Ce que je pense de la corrida ?
Le toréador
Il laissa échapper un petit gémissement de douleur. Son père le regarda, l’œil humide, et murmura au docteur « Je n’ai jamais entendu mon fils se plaindre, il doit terriblement souffrir, faite quelque chose ! »
« Désolé, monsieur, mais il est déjà sous antalgiques, nous ne pouvons rien faire de plus. Il vaut mieux le laisser dormir »
Sancisto, le père, jeta un coup d’œil au médecin, puis à son fils reposant d’un sommeil agité, sur le blanc lit d’hôpital.
« Vous avez raison, allons-y. » dit-il. Mais il resta une minute de plus, priant pour son fils, espérant qu’il se sortirait de cette maladie aussi inconnue que soudaine.
Paco, lui, mis un certain temps à comprendre ce qui se passait. Il était dans l’arène, comme il en avait l’habitude. Les spectateurs, excités, applaudissaient et hurlaient. Paco y était habitué, après tout, il était un célèbre torero, un matador de toros. Mais il y avait quelque chose qui clochait. Les gens… ne l’applaudissaient pas… pas lui… mais un autre… un autre torero dans l’arène… il y avait un autre toréador dans l’arène ! Paco, fou de rage, frappa du pied sur le sol et baissa ses cornes.

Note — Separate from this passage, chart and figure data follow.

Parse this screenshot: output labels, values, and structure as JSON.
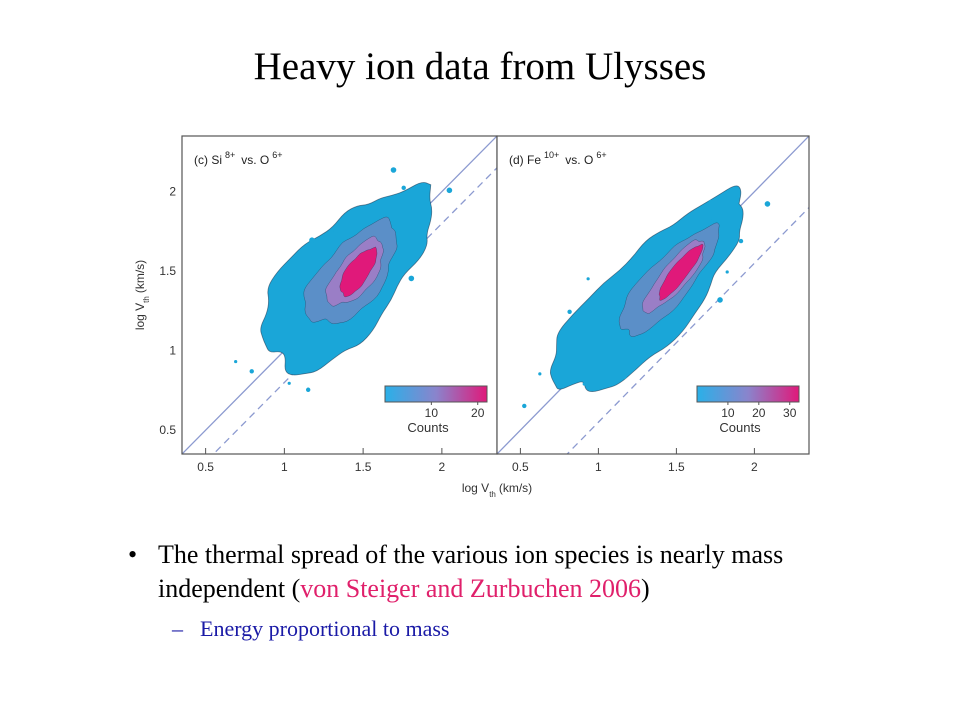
{
  "slide": {
    "title": "Heavy ion data from Ulysses",
    "bullet_text": "The thermal spread of the various ion species is nearly mass independent (",
    "bullet_citation": "von Steiger and Zurbuchen 2006",
    "bullet_close": ")",
    "sub_bullet": "Energy proportional to mass",
    "colors": {
      "citation": "#e0206b",
      "sub_bullet": "#1a1aa6"
    }
  },
  "chart_data": {
    "type": "heatmap",
    "ylabel": "log V th (km/s)",
    "ylabel_main": "log V",
    "ylabel_sub": "th",
    "ylabel_unit": "(km/s)",
    "xlabel": "log V th (km/s)",
    "xlabel_main": "log V",
    "xlabel_sub": "th",
    "xlabel_unit": "(km/s)",
    "y_ticks": [
      0.5,
      1,
      1.5,
      2
    ],
    "y_tick_labels": [
      "0.5",
      "1",
      "1.5",
      "2"
    ],
    "ylim": [
      0.35,
      2.35
    ],
    "colors": {
      "low": "#1aa6d8",
      "mid": "#8080c8",
      "high": "#e0197a",
      "reference_line": "#8c9ad0"
    },
    "panels": [
      {
        "label": "(c) Si",
        "label_sup": "8+",
        "label_vs": "vs. O",
        "label_vs_sup": "6+",
        "x_ticks": [
          0.5,
          1,
          1.5,
          2
        ],
        "x_tick_labels": [
          "0.5",
          "1",
          "1.5",
          "2"
        ],
        "xlim": [
          0.35,
          2.35
        ],
        "colorbar_title": "Counts",
        "colorbar_ticks": [
          10,
          20
        ],
        "colorbar_tick_labels": [
          "10",
          "20"
        ],
        "colorbar_max": 22
      },
      {
        "label": "(d) Fe",
        "label_sup": "10+",
        "label_vs": "vs. O",
        "label_vs_sup": "6+",
        "x_ticks": [
          0.5,
          1,
          1.5,
          2
        ],
        "x_tick_labels": [
          "0.5",
          "1",
          "1.5",
          "2"
        ],
        "xlim": [
          0.35,
          2.35
        ],
        "colorbar_title": "Counts",
        "colorbar_ticks": [
          10,
          20,
          30
        ],
        "colorbar_tick_labels": [
          "10",
          "20",
          "30"
        ],
        "colorbar_max": 33
      }
    ]
  }
}
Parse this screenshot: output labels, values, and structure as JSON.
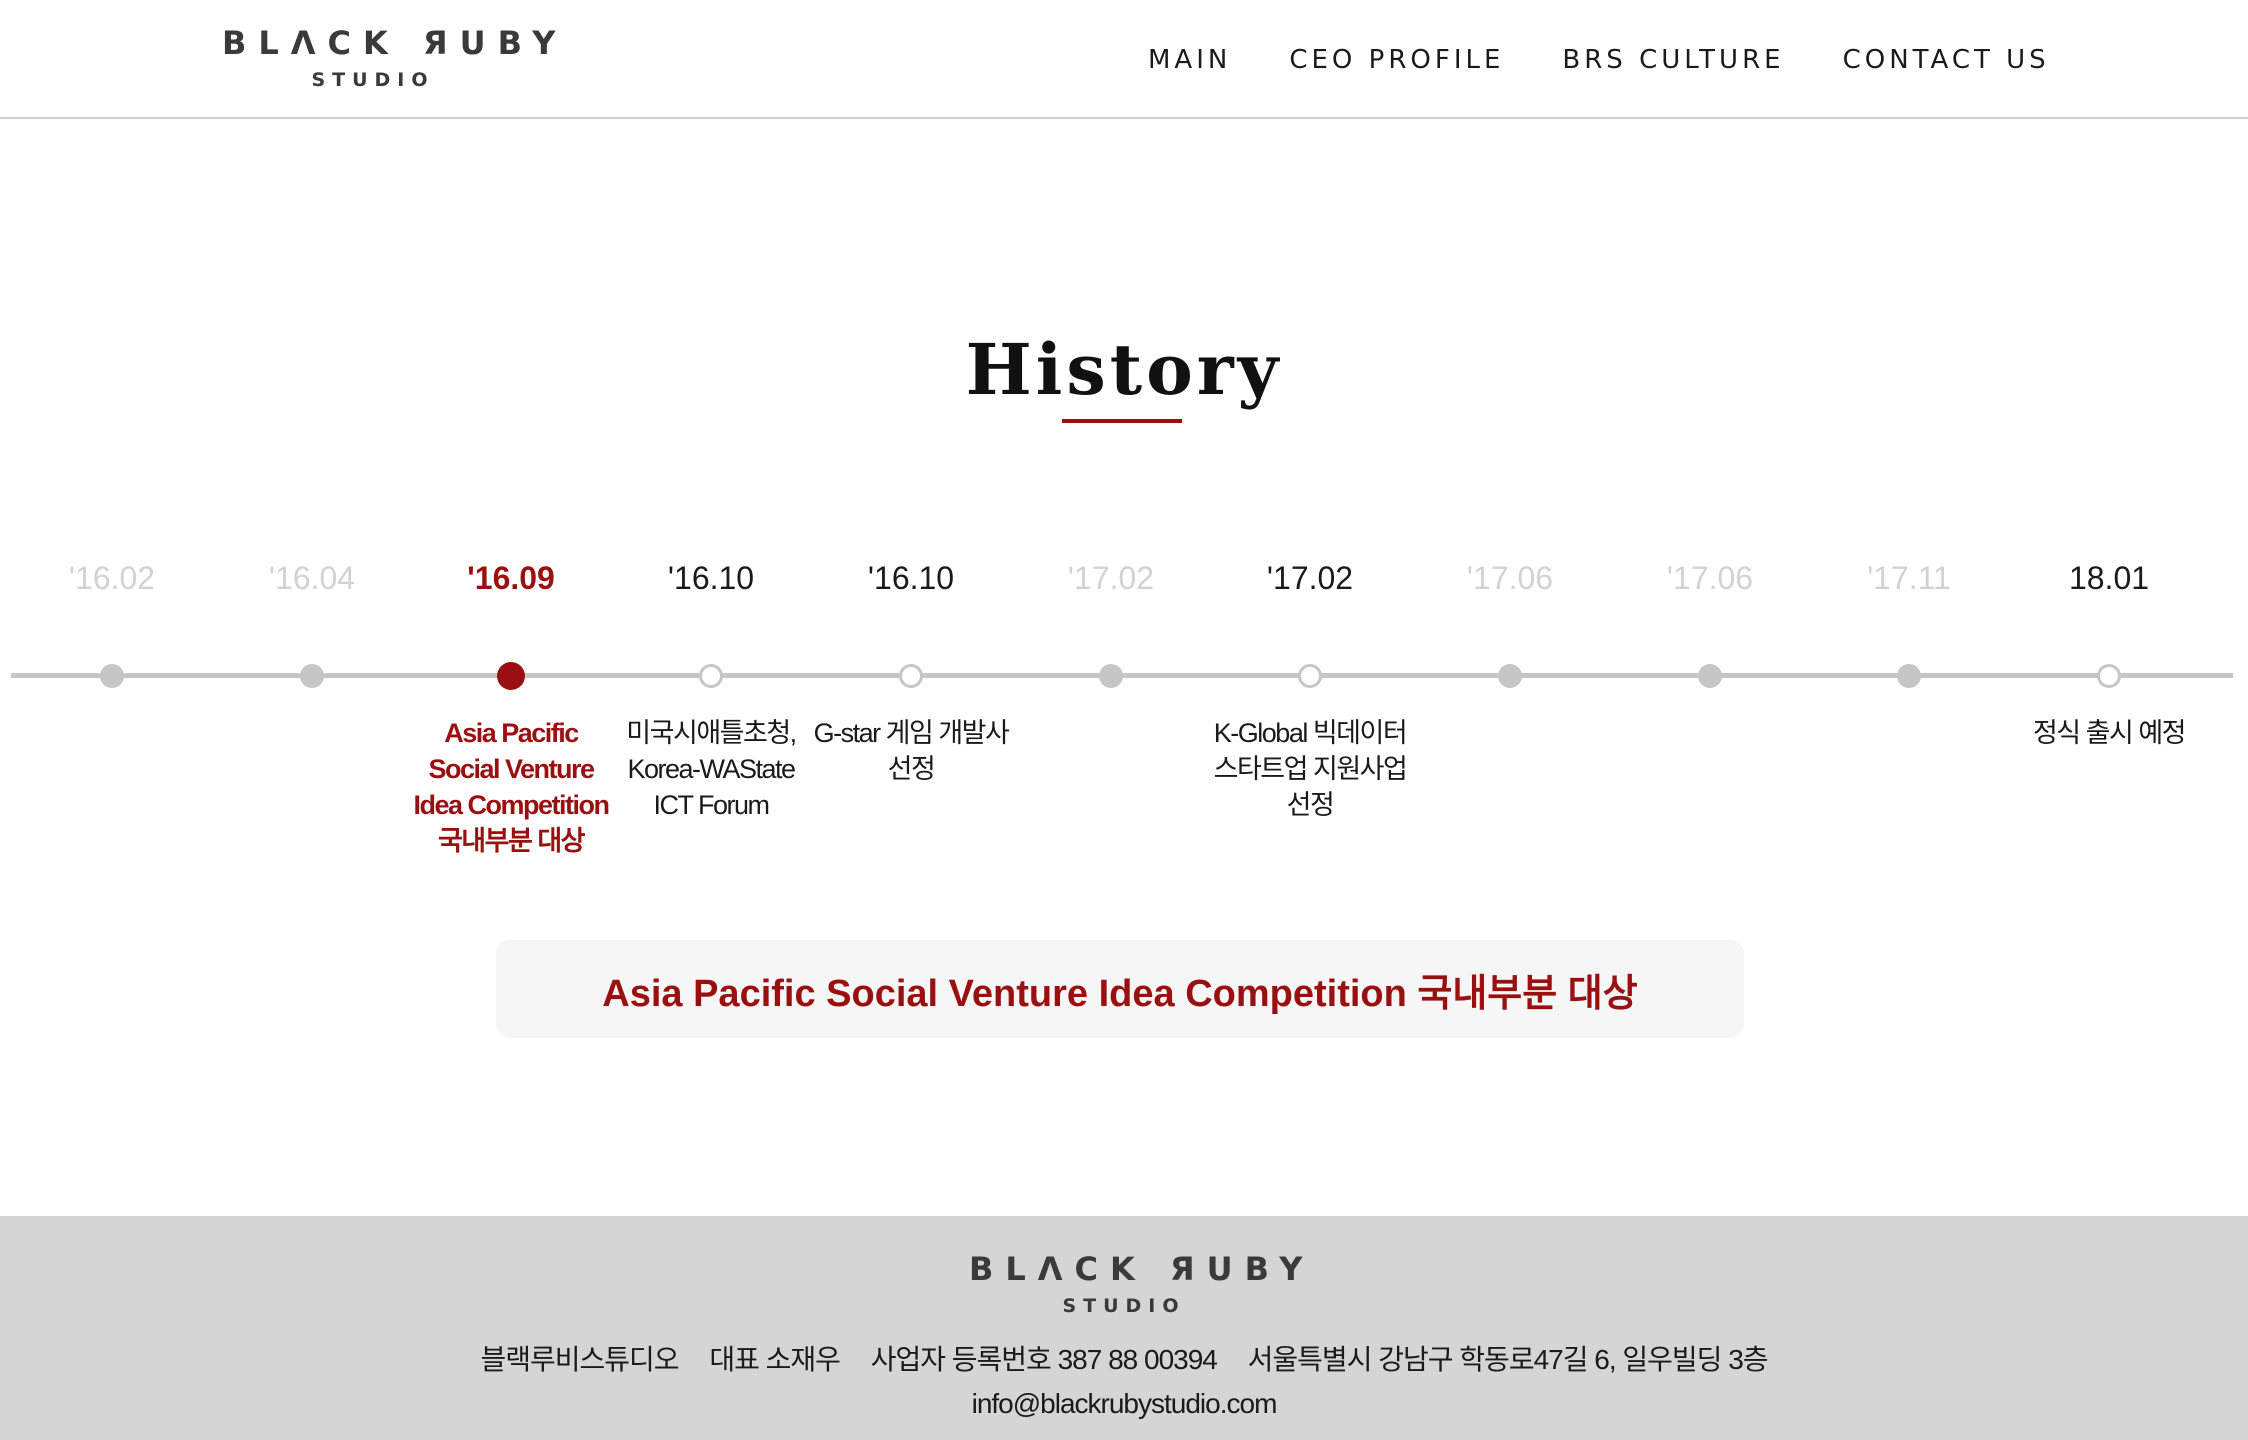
{
  "header": {
    "logo_main": "BLΛCK ЯUBY",
    "logo_sub": "STUDIO",
    "nav": [
      "MAIN",
      "CEO PROFILE",
      "BRS CULTURE",
      "CONTACT US"
    ]
  },
  "page_title": "History",
  "timeline": {
    "items": [
      {
        "date": "'16.02",
        "state": "faded",
        "dot": "filled",
        "label": []
      },
      {
        "date": "'16.04",
        "state": "faded",
        "dot": "filled",
        "label": []
      },
      {
        "date": "'16.09",
        "state": "active",
        "dot": "active",
        "label": [
          "Asia Pacific",
          "Social Venture",
          "Idea Competition",
          "국내부분 대상"
        ]
      },
      {
        "date": "'16.10",
        "state": "normal",
        "dot": "hollow",
        "label": [
          "미국시애틀초청,",
          "Korea-WAState",
          "ICT Forum"
        ]
      },
      {
        "date": "'16.10",
        "state": "normal",
        "dot": "hollow",
        "label": [
          "G-star 게임 개발사",
          "선정"
        ]
      },
      {
        "date": "'17.02",
        "state": "faded",
        "dot": "filled",
        "label": []
      },
      {
        "date": "'17.02",
        "state": "normal",
        "dot": "hollow",
        "label": [
          "K-Global 빅데이터",
          "스타트업 지원사업",
          "선정"
        ]
      },
      {
        "date": "'17.06",
        "state": "faded",
        "dot": "filled",
        "label": []
      },
      {
        "date": "'17.06",
        "state": "faded",
        "dot": "filled",
        "label": []
      },
      {
        "date": "'17.11",
        "state": "faded",
        "dot": "filled",
        "label": []
      },
      {
        "date": "18.01",
        "state": "normal",
        "dot": "hollow",
        "label": [
          "정식 출시 예정"
        ]
      }
    ]
  },
  "detail": {
    "text": "Asia Pacific Social Venture Idea Competition 국내부분 대상"
  },
  "footer": {
    "logo_main": "BLΛCK ЯUBY",
    "logo_sub": "STUDIO",
    "company": "블랙루비스튜디오",
    "ceo": "대표 소재우",
    "business_number": "사업자 등록번호 387 88 00394",
    "address": "서울특별시 강남구 학동로47길 6, 일우빌딩 3층",
    "email": "info@blackrubystudio.com"
  },
  "colors": {
    "accent": "#9a1010",
    "timeline_gray": "#c6c6c6",
    "faded_text": "#d2d2d2",
    "footer_bg": "#d5d5d5"
  }
}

Ses cornes ? Il était le taureau ! Un rêve, cela ne pouvait être qu’un rêve, ou un cauchemar… Mais quand un picador lui planta sa pique dans le dos, le sang jaillit et, mugissant sous la douleur, il essaya de renverser le cheval.
Sancisto pointa la tache rouge, sur le côté droit de son fils, et s’écria : « Il saigne ! » Le médecin se précipita, regarda la blessure et appela à l’aide. En un instant la chambre fut le théâtre d’une activité intense.
« Une brusque hémorragie externe ! »
« Mais causée par quoi ? »
« Je ne sais pas, il saigne beaucoup, il faut intervenir de suite ! »
« Là ! Docteur, regardez ! Une autre blessure vient d’apparaître, une autre hémorragie ! »
« Il faut l’opérer tout de suite, refermer tout cela ! »
Paco, blessé à plusieurs reprises par les banderilleros et les picadors, faisait bravement face au torero. Il faiblissait. Oh oui, il avait lutté. Il avait presque touché ces lâches qui le blessaient, ces humains qui l’avaient amené ici pour le tuer. Mais ils étaient trop nombreux, ils l’avaient tellement blessé, le sol buvait son sang, il sentait sa vie le fuir, sa force se diluer dans le néant… Il comprit qu’il n’avait aucune chance, le combat était joué d’avance, ils avaient tout prévu pour assurer leur victoire… Il se plaça devant le torero, décidé à en finir, à l’emmener avec lui dans les pâturages de la mort… il fonça, le torero esquiva et lui donna le coup de grâce, plantant son épée avec une précision chirurgicale.
Sur le lit d’hôpital, Paco eut un sursaut. Une blessure plus importante que les autres, à la base du cou, vomit un flot de sang. Il ouvrit les yeux une dernière fois, et ils se figèrent à jamais.